PAUL MILLER (name changed to protect identity) is finally at peace with himself. After years of self-denial and "living a lie," Miller has been able to come to grips with the fact that he is attracted to men.
"I can't help being the person I am," he declared, his defiant voice sounding somewhat relieved that he could say this openly. "I didn't just wake up one morning and decide that I wanted to be gay, I was born this way and so are a lot of other Jamaican men and women. We are no different from anybody else -- God made us this way and no, I am not ashamed of who I am."
Now 29 and at the stage of his life where he freely admits wanting to settle down with that "special someone," Miller recalls the first time it dawned on him that he was attracted to someone of the same sex.
"It was the funniest thing ever, are you sure you want to hear this?" he said, his eyes barely making contact from across the table but enough to tell that he was a little unsure about the bluntness of the interview. "I was 14 at the time and there was this guy at school that I felt this urge for which I just couldn't explain. I mean, there were girls that I thought I liked too but with him the feelings were different."

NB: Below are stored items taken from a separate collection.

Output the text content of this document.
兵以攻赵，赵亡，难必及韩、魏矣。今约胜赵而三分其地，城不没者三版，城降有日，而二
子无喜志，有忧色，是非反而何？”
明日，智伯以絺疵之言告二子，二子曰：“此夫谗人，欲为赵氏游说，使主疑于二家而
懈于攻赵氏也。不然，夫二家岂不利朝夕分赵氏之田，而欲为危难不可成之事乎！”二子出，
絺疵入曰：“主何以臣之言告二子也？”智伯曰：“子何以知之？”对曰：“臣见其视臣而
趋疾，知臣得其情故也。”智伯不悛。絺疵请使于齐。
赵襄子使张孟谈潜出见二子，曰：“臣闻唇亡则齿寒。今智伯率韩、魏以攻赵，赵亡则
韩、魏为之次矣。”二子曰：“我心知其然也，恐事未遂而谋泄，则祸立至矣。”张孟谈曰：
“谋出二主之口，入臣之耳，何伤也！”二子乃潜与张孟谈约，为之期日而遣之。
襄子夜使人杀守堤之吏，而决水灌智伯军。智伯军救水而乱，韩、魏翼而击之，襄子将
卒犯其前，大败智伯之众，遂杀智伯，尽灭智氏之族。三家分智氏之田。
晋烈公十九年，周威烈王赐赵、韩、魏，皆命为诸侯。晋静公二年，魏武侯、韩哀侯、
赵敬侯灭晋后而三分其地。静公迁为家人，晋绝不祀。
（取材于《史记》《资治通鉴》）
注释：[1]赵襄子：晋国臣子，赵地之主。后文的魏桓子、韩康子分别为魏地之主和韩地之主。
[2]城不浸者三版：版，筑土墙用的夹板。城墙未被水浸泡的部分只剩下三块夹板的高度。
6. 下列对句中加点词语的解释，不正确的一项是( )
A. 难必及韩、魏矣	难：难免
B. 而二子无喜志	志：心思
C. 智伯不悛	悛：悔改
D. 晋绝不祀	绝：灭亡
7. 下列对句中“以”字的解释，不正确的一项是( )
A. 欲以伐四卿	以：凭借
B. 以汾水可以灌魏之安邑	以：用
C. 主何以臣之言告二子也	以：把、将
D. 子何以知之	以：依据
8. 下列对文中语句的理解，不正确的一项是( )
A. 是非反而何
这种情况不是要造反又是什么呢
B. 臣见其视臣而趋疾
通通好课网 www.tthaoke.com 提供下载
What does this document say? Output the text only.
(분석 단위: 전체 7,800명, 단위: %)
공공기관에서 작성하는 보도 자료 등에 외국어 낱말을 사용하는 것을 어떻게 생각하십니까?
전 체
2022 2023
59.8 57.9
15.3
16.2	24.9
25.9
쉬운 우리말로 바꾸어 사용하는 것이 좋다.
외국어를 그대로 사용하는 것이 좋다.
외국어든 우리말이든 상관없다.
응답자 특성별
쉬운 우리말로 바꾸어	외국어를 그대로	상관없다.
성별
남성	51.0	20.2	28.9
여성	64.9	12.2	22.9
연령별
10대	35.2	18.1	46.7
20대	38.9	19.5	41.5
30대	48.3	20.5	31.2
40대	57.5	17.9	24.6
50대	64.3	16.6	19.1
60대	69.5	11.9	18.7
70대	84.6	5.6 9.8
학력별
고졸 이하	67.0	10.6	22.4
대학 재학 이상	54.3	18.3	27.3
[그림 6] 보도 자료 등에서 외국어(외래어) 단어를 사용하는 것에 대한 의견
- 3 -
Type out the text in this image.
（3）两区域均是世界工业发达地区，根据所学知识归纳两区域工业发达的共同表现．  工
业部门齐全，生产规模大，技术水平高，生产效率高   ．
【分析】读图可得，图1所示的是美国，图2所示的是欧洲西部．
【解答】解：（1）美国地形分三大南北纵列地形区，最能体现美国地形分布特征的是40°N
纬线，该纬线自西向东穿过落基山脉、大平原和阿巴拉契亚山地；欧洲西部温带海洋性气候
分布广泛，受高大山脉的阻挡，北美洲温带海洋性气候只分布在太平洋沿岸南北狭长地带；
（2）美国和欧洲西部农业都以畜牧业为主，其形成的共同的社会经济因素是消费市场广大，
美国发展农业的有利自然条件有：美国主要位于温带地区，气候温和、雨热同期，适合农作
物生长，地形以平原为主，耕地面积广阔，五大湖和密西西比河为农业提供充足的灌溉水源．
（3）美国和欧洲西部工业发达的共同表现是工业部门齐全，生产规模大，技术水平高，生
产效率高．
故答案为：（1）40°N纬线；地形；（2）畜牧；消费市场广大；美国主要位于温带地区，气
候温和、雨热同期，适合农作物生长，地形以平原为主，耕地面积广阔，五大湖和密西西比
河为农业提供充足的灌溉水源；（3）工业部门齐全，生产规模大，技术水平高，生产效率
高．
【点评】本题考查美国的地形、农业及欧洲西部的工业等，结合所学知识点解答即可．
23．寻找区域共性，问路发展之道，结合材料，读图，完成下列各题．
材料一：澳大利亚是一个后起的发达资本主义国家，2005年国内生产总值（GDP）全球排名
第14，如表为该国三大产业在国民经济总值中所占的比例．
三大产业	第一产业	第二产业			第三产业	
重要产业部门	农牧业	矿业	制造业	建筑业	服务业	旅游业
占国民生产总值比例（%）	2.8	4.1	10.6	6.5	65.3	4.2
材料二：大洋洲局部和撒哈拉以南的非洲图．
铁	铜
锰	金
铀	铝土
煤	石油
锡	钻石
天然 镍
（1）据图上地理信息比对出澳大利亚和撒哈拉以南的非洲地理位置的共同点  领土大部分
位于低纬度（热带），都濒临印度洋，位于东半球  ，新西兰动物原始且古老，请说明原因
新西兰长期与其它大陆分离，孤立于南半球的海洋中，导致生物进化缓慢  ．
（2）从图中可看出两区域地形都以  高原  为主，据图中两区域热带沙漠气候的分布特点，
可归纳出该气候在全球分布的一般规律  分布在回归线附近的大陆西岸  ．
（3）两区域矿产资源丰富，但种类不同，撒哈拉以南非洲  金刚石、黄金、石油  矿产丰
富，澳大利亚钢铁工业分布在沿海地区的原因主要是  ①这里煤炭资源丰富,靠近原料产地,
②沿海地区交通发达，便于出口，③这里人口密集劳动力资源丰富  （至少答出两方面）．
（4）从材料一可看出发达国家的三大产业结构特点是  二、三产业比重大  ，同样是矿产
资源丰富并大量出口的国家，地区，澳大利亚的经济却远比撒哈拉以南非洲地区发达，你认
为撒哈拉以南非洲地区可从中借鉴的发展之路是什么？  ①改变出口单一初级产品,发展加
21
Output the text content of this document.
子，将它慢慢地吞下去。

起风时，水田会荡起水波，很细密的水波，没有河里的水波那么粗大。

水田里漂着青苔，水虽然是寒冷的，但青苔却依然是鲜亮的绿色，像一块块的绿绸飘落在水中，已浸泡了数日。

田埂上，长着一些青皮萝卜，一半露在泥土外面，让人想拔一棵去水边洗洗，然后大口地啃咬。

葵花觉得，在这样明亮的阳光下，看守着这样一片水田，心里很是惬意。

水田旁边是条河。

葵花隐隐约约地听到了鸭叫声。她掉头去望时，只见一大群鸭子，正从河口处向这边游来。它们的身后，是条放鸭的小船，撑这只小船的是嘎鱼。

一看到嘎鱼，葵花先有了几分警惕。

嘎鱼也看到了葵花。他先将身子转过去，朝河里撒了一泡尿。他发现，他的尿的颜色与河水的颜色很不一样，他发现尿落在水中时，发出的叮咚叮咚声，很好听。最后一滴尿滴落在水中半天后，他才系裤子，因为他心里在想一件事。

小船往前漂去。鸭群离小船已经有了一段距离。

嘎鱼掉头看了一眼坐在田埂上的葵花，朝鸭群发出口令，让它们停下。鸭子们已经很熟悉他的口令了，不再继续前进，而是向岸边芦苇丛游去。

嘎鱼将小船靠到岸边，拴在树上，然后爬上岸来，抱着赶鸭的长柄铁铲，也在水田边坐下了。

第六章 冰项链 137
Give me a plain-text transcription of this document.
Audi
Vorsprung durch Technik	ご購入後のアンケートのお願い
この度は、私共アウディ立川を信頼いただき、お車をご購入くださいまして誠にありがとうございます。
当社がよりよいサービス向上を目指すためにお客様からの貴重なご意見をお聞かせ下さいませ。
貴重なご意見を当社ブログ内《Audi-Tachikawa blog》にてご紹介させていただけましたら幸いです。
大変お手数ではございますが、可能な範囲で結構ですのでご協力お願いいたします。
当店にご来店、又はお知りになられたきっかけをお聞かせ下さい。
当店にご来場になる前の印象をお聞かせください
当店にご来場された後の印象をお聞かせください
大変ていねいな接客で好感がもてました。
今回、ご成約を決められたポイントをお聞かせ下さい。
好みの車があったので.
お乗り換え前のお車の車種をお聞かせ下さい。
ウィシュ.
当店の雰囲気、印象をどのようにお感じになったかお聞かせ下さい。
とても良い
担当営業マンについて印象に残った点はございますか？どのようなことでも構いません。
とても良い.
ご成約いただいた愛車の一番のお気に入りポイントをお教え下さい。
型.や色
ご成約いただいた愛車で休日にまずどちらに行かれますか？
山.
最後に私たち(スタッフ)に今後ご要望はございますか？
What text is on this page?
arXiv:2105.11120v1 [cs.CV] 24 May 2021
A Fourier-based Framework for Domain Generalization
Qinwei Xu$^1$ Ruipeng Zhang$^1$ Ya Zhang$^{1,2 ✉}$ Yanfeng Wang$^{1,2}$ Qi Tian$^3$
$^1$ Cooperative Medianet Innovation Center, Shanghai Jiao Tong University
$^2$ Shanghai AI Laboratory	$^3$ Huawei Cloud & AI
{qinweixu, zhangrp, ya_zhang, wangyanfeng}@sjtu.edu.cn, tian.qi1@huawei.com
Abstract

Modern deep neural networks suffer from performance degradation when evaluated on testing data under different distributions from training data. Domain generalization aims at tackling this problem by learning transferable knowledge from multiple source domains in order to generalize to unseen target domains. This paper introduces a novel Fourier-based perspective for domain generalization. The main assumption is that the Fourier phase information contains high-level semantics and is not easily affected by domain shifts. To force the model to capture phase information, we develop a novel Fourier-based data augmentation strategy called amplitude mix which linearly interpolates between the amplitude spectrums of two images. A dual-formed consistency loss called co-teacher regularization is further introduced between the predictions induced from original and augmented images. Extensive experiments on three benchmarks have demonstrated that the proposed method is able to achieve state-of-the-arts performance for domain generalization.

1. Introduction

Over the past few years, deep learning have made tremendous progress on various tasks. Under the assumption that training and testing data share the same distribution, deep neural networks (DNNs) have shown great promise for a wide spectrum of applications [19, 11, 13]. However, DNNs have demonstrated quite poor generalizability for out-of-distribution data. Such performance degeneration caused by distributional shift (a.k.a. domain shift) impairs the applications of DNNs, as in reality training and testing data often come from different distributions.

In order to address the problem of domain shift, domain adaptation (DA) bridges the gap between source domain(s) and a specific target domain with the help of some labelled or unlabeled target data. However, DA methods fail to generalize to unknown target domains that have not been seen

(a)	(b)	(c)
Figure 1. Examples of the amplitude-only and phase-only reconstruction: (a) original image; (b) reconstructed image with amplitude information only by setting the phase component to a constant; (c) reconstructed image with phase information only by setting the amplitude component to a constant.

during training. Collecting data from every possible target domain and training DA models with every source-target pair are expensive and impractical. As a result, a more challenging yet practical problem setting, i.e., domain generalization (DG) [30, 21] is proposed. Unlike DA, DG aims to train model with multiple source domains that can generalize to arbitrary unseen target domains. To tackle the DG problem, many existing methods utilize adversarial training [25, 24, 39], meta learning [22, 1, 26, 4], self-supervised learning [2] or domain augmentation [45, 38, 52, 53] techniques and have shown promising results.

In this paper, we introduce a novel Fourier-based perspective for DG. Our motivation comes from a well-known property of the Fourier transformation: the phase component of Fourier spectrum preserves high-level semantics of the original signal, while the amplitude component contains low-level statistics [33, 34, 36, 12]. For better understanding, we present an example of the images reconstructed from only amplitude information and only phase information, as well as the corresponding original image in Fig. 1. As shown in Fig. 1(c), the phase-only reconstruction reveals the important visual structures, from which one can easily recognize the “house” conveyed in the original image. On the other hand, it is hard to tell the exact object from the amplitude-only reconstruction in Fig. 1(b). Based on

Miller remembers going home from school one Friday afternoon with "his special friend" when suddenly, "maybe by design," he chuckles, they found themselves alone. "We just wandered off and realising there was no one around we started kissing. It didn't go further than that but it was an experience that, at the time, simply blew my mind."
He claims not to
have had another experience of the sort with his friend, noting that they
drifted apart over the years. "I still see him every now and then but
to be honest I don't know if he is gay or if he is straight. We occasionally
say hello to each other but we have never discussed that incident of 14
He even tried to convince himself that what he was going through was just a phase and that eventually he would find the right woman and the yearning for male companionship would disappear. Miller, "to appear normal," he explained, would also engage himself in gay bashing and came across to his peers as the ideal poster boy, "the man with all the girls," they would say.
"None of my friends had the slightest idea that I was gay," he recalls, his eyes now fully focused and for the first time during the interview, seems very relaxed. "I wore nice clothes, wasn't from a bad neighbourhood and had no problem attracting girls. It was deception of the highest order but looking back, I can't see where I had a choice. I mean, I probably would have been lynched from the nearest tree if people had found out."
In 1994, Miller met a young woman whom he felt would have turned his life around. He is not certain if it was because they started out as "very good friends" before they decided to get intimate why they got on so well together. "I cared deeply for her," he admitted. "I don't know if that is different from saying that I loved her but yes she was very special."
The relationship, or facade, as he puts it, lasted for a couple of years before it came to its inevitable conclusion. "She hinted at wanting to break it off and though I really liked her I did nothing to stop her," Miller said. Perhaps, looking back, it was good that it ended when it did because I know it wouldn't have gone anywhere. I was living a lie and it was killing me." And did he cheat on her while they were together? "Yes," he muttered. "I cheated on her with a man."
Miller has not been involved in another relationship, neither with a man or woman, since but admits that he dates occasionally. "There is this mistaken belief in the wider society that all we do is go around having sex," he added. "This is not true. I am not saying that you don't have a lot of promiscuity going on in the gay community but there is a lot more to our lifestyle than just sex. We have meaningful relationships too like heterosexuals -- we share the same joys, sorrows and heartaches that comes with everyday life -- we even shed tears too you know. We could be your friend and closest confidante and you don't even know it -- we are all over society."
Miller, who has recently gone back to school where he is doing a course in business at one of the island's universities, said he is trying to find some way to tell his parents about his lifestyle but hasn't yet summoned up the courage. "Sometimes I believe my mother, who is a very perceptive woman, knows," he added. "Moms always know everything and I just have this feeling that she is on to something. My dad, I don't think he would take such news too well."
Miller feels that the time is not too far off when gays will finally be able to come "out of the closet" in Jamaica and can openly show their affection to each other without the fear of persecution. He sees society's attitude towards homosexuals as very hypocritical, noting that a lot of it has to do with people who are not so sure of their own sexuality. "The day of full acceptance by society is not too far off," Miller notes. "Look at the strides we have made over the years. The fact that we can be sitting here doing this interview is a testament to that."